Befolgen Sie diese Schritte in der angegebenen Reihenfolge, wenn Sie eine pico6502-Platine zum ersten Mal einrichten:
  1. RP2350-Bootloader ueber USB-Massenspeichermodus (BOOTSEL) flashen.
  2. ESP32-Firmware ueber esptool flashen.
  3. SD-Karte mit config.json und den benoetigten ROM-Images vorbereiten.
  4. pico6502 im 6502-Sockel Ihres Host-Computers installieren.
  5. Einschalten und warten, bis der pico6502 seinen WiFi-Access-Point startet.
  6. Mit der Weboberflaeche verbinden und die Erstkonfiguration abschliessen.
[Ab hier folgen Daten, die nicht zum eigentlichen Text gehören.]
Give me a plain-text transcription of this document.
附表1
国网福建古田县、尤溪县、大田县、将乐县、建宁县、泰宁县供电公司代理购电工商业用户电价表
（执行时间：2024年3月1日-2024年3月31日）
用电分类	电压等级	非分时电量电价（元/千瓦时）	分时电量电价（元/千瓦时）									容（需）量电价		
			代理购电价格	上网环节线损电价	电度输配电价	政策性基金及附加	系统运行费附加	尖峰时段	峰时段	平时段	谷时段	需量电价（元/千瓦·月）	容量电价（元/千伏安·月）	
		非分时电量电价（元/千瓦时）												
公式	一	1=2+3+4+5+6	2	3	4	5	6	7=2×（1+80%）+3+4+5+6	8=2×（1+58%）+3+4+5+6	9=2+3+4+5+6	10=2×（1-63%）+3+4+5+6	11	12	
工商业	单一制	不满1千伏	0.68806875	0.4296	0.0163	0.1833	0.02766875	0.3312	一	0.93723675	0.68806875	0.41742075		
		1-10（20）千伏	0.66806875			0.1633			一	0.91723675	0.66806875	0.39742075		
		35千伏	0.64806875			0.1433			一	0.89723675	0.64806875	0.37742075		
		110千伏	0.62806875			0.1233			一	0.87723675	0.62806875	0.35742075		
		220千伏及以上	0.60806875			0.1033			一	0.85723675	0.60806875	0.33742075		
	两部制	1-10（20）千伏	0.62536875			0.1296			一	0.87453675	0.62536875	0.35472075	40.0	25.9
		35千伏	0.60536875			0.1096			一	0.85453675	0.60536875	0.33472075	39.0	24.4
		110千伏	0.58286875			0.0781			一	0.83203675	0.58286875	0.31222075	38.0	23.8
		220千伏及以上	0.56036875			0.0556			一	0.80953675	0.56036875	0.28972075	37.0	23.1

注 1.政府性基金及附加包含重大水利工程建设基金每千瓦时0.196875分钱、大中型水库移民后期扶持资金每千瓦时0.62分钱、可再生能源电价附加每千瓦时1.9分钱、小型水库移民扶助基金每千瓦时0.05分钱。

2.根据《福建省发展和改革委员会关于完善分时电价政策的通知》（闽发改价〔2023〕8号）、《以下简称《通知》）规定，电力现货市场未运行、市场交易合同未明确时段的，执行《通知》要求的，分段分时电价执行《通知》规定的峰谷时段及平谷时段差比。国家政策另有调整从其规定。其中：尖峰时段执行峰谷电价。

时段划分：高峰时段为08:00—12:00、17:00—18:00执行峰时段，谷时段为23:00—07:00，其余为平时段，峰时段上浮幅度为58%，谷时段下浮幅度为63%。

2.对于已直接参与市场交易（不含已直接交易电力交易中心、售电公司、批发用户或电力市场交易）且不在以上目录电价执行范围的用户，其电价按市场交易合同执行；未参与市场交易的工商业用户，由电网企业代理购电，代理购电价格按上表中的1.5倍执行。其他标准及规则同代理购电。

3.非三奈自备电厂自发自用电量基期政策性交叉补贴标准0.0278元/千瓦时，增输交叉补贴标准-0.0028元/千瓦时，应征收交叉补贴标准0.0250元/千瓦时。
Schritt 1 — RP2350-Bootloader flashen

Der RP2350 hat auf der pico6502-Platine keine physischen BOOTSEL- oder Reset-Tasten — diese Signale sind programmatisch oder ueber den Debug-Header zugaenglich. Um in den USB-Massenspeicher-Bootloader zu gelangen:
  1. Stecken Sie den pico6502 noch nicht in einen Host-Computer — verbinden Sie ihn nur per USB-Kabel mit einem PC.
  2. Halten Sie das BOOTSEL-Signal auf Low (siehe Schaltplan Ihrer Platine fuer die Position des Testpunkts).
  3. Versorgen Sie den USB-Port mit Strom — der RP2350 beginnt zu booten.
  4. Lassen Sie BOOTSEL los, sobald die Platine als USB-Massenspeichergeraet erkannt wird.
  5. Am PC wird ein Laufwerk mit der Bezeichnung RPI-RP2 (oder aehnlich) eingebunden.
  6. Kopieren Sie Bootloader_<Version>.uf2 auf das eingebundene Laufwerk. Der RP2350 flasht sich selbst und startet automatisch neu.
Nach dem Flashen des Bootloaders koennen alle nachfolgenden RP2350-Firmware-Updates drahtlos ueber die Web-OTA-Seite durchgefuehrt werden — Sie muessen fuer normale Firmware-Updates nicht erneut auf das BOOTSEL-Signal zugreifen.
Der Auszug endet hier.